Rondeau Boulevard (full name in Spanish: Boulevard General José Rondeau) is a two-way, four-lane avenue and arterial road in Rosario, province of Santa Fe, Argentina. It starts as a continuation of Alberdi Avenue, in Barrio Lisandro de la Torre, and runs in a straight line, roughly parallel to the Paraná River, along the center of the northeastern block of the city, forming the western limit of Barrio Alberdi. It ends in the node formed by Beltway Avenue, the access to the Rosario-Victoria Bridge and the beginning of National Route 11, which marks the municipal border of Rosario with the city of Granadero Baigorria.

The boulevard is named after General José Rondeau (1773–1844), who fought in the Argentine War of Independence and was the first appointed Supreme Director of the United Provinces of the Río de la Plata.

Rondeau Blvd. follows a former railway of the Santa Fe Railway company, established in 1888, which had a stop in Pueblo Alberdi, a settlement which was later absorbed by Rosario.

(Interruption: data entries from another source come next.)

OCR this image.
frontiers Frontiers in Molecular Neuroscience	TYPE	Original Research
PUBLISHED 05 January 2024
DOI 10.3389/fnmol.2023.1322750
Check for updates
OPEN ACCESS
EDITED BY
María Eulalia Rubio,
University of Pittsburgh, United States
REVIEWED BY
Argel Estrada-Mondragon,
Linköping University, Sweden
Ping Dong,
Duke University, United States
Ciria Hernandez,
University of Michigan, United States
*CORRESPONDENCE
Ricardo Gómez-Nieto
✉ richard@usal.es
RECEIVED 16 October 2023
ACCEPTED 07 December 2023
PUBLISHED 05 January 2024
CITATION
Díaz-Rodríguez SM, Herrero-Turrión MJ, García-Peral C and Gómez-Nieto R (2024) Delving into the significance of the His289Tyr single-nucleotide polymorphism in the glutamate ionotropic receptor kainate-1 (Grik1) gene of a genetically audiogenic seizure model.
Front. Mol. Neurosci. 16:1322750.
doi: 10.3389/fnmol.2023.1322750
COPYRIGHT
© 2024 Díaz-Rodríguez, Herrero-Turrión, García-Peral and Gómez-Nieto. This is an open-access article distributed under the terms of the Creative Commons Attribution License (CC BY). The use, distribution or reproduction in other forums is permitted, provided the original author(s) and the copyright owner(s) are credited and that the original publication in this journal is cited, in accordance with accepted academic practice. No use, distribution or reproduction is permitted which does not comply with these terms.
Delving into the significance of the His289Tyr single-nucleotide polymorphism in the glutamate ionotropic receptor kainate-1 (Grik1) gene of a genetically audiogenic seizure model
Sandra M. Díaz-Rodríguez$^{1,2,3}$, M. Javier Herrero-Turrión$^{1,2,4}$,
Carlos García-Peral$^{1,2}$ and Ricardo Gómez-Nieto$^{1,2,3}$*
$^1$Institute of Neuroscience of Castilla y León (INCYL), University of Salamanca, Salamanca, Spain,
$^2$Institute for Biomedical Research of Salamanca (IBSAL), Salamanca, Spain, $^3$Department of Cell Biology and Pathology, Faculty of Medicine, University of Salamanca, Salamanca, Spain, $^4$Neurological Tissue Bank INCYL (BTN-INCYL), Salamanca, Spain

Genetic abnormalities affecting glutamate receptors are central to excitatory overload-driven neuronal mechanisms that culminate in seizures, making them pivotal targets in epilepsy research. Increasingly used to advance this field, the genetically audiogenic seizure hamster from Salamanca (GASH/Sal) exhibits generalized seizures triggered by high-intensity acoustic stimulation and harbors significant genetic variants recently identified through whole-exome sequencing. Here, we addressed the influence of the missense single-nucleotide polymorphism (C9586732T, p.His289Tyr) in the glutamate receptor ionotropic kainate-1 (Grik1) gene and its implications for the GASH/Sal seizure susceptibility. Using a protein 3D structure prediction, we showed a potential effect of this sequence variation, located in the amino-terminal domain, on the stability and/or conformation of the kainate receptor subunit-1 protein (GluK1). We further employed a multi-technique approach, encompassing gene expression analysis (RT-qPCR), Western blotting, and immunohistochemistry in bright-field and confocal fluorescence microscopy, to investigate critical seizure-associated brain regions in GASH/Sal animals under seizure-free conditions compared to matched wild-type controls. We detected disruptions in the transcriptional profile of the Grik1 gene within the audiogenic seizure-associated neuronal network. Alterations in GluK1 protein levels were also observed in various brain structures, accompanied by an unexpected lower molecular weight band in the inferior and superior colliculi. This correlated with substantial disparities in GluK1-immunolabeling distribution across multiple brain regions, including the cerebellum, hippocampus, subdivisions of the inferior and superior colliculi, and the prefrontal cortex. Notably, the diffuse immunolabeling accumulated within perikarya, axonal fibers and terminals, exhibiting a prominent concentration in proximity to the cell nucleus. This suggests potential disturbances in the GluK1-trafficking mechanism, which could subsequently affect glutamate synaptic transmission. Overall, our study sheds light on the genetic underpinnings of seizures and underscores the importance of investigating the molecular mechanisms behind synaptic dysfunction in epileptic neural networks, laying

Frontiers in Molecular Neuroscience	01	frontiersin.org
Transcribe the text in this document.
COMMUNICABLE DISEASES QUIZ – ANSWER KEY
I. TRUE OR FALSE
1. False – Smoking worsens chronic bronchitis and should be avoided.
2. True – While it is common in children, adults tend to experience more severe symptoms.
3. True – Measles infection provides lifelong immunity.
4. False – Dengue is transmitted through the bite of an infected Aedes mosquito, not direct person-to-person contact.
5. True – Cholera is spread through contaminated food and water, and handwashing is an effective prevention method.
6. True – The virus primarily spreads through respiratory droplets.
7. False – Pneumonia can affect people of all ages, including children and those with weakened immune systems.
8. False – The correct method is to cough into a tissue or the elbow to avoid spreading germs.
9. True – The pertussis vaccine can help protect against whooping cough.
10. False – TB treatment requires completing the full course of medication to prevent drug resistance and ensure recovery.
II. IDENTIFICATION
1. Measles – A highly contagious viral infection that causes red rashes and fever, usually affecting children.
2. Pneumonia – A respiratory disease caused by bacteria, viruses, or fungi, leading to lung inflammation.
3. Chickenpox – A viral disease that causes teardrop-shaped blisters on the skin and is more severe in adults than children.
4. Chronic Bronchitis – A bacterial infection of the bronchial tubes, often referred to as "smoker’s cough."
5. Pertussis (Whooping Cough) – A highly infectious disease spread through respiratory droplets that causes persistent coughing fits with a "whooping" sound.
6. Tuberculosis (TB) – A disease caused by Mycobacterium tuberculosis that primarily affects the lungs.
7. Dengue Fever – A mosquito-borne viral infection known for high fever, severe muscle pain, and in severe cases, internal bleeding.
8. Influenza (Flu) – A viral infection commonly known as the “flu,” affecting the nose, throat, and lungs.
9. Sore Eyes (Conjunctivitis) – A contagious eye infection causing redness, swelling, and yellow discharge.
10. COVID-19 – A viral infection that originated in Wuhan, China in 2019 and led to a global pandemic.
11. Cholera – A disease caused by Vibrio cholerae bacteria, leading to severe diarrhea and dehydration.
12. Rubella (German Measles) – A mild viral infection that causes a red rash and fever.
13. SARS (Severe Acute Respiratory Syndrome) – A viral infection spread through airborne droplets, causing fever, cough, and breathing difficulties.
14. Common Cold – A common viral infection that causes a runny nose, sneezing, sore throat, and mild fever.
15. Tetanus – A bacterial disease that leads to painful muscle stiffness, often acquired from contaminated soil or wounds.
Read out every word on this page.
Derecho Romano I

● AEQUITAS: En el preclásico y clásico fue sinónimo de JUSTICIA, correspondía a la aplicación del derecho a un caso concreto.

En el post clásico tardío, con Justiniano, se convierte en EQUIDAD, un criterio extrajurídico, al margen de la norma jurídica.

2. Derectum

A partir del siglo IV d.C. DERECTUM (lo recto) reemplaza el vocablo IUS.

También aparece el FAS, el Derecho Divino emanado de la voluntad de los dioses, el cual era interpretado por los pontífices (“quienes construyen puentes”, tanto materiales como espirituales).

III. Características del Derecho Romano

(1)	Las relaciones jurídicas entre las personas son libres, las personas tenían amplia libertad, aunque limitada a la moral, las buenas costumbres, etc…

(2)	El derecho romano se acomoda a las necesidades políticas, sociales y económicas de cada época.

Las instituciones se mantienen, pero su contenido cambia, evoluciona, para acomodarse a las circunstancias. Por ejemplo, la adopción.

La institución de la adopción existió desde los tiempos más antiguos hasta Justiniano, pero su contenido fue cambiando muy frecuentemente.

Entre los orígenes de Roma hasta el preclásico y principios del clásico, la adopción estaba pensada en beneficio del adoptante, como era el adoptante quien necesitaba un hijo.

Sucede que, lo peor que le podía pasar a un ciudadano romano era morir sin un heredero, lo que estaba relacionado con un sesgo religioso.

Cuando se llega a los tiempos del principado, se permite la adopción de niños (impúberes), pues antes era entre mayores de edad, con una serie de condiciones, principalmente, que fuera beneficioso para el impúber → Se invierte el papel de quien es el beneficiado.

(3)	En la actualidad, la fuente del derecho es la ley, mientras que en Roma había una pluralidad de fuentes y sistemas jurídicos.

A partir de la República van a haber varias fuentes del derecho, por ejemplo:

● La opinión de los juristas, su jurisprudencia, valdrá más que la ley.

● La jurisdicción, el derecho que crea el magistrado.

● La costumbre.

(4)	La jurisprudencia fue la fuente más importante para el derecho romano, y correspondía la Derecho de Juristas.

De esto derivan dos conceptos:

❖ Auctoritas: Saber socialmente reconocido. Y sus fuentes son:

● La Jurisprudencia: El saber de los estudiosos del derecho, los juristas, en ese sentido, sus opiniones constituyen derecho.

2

It was widened and turned into an arterial road during the administration of mayor Luis Cándido Carballo (1958–1959), following an extensive public works programme.

The boulevard starts at the junction of Alberdi Avenue, Portugal Avenue and Juan B. Justo St., marked by a bust of Lisandro de la Torre. At the end of the boulevard there is a statue of the Virgin of the Rosary, and a sign welcomes the visitors entering Rosario from the north.